Dear Doctor: Our dad had a mild stroke about a year ago and has been taking daily low-dose aspirin ever since. But I just heard about a new study that says this kind of therapy isn't actually helpful and might even be dangerous. Is this true? Should he stop? I'm confused!
Dear Reader: We've been hearing from patients (and some friends and family) that they're also confused by the new aspirin study you're referring to. The truth is that while low-dose aspirin has indeed been associated with improved health outcomes for individuals like your father who have previously experienced a stroke or a heart attack, the idea of aspirin therapy as a hedge against cardiovascular disease in healthy adults has always been under debate. Now, a trio of studies published in September in the New England Journal of Medicine pave the way for a clearer understanding of the effects of low-dose aspirin therapy.
In the main study, which lasted about five years, researchers in Australia looked at the effects of low-dose aspirin therapy in 20,000 people with a median age of 74. Each person was in good health at the time that he or she entered the study, without a history of heart disease. Unlike the observational studies we've discussed lately, which draw conclusions from data in which variables are not under the researchers' control, this was a randomized, double-blind, placebo-controlled trial. That means that half of the study participants took aspirin and half took a placebo. Study participants were randomly assigned to the two groups, and the double-blind part means that neither the participants nor the researchers knew which group was getting aspirin and which was getting the placebo.
Bottom line: This is the best type of study to figure out whether a specific exposure, in this case aspirin, is directly responsible for a particular outcome.

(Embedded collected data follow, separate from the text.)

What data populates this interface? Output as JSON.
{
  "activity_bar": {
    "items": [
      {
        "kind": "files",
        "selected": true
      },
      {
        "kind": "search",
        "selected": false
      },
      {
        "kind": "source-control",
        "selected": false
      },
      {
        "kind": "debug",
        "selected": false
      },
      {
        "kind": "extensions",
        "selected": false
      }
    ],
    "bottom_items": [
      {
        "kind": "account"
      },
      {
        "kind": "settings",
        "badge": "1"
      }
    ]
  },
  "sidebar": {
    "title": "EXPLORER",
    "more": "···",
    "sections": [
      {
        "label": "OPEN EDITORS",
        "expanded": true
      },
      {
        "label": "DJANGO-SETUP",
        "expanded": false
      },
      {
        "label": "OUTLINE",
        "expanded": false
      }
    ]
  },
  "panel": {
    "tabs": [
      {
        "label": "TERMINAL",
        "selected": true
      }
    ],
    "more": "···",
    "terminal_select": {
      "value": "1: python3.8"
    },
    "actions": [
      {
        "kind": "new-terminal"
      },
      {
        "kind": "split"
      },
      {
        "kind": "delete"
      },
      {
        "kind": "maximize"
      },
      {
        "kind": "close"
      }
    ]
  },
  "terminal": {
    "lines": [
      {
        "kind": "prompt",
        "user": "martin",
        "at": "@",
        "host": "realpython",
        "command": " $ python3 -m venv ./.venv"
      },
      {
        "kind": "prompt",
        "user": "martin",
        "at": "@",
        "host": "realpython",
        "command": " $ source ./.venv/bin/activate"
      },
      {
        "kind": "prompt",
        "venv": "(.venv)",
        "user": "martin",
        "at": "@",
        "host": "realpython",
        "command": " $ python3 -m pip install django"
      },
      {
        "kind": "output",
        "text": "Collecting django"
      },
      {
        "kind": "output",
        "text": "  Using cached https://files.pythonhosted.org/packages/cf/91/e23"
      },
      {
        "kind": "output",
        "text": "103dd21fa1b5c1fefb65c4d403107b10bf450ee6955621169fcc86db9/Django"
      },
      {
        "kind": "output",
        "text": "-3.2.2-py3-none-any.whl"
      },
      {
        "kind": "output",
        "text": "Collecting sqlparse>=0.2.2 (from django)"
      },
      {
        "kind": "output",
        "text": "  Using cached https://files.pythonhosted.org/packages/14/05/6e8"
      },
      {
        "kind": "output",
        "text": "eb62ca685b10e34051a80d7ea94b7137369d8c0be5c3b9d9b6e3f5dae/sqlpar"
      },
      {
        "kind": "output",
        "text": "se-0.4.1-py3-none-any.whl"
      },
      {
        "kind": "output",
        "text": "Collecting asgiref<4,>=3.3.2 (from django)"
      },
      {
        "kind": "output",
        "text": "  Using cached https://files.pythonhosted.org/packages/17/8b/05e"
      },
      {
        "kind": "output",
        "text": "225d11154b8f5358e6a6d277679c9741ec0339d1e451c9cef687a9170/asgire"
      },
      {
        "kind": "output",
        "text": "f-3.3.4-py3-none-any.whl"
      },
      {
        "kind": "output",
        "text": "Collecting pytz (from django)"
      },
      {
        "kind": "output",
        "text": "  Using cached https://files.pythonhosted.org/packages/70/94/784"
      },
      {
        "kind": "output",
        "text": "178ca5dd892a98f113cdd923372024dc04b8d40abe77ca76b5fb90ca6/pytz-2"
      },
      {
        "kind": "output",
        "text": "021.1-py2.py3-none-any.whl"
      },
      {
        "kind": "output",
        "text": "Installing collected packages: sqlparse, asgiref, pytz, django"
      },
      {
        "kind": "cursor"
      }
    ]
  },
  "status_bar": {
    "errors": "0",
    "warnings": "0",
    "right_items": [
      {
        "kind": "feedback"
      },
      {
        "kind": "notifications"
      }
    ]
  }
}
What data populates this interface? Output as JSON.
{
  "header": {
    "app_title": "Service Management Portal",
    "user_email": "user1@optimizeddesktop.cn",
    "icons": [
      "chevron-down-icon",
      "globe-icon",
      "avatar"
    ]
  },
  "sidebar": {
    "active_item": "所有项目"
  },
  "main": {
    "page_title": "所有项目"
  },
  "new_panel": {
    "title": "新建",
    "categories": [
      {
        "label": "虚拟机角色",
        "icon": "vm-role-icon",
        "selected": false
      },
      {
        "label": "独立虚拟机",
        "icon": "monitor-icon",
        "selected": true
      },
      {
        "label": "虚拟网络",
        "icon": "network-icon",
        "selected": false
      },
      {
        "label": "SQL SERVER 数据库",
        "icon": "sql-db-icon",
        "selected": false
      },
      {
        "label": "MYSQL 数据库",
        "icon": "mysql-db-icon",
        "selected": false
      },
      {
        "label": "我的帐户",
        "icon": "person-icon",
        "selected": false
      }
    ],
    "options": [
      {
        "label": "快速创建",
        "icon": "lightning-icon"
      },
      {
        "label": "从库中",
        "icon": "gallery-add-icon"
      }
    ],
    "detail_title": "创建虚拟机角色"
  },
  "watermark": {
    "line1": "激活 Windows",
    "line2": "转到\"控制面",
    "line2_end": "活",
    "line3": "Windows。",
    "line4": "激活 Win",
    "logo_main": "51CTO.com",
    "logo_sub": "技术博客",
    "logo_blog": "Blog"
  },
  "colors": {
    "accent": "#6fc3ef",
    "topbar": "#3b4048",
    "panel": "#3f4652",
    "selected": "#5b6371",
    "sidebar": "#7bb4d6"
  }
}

When the study was concluded, it turned out there was no observable difference in "disability-free survival" between the two groups. That is, low-dose aspirin therapy did not deliver additional health protections. What was different between the two groups was that over the course of the study, the participants taking low-dose aspirin had a measurably higher incidence of bleeding, some of it life-threatening. This finding was corroborated by two additional studies, which uncovered a higher risk of major hemorrhage among the aspirin group, as well as a higher incidence of "all-cause mortality." The authors of the studies appear to be somewhat surprised by the results, which they called "unexpected."
It's important to keep in mind that the participants in these studies were all healthy adults without heart disease or stroke. However, for those individuals who have already had a heart attack or stroke, or who do have cardiac disease and other comorbidities, such as diabetes, there is significant data to support aspirin use. It is our opinion that those patients should not stop their aspirin regimens based on these findings.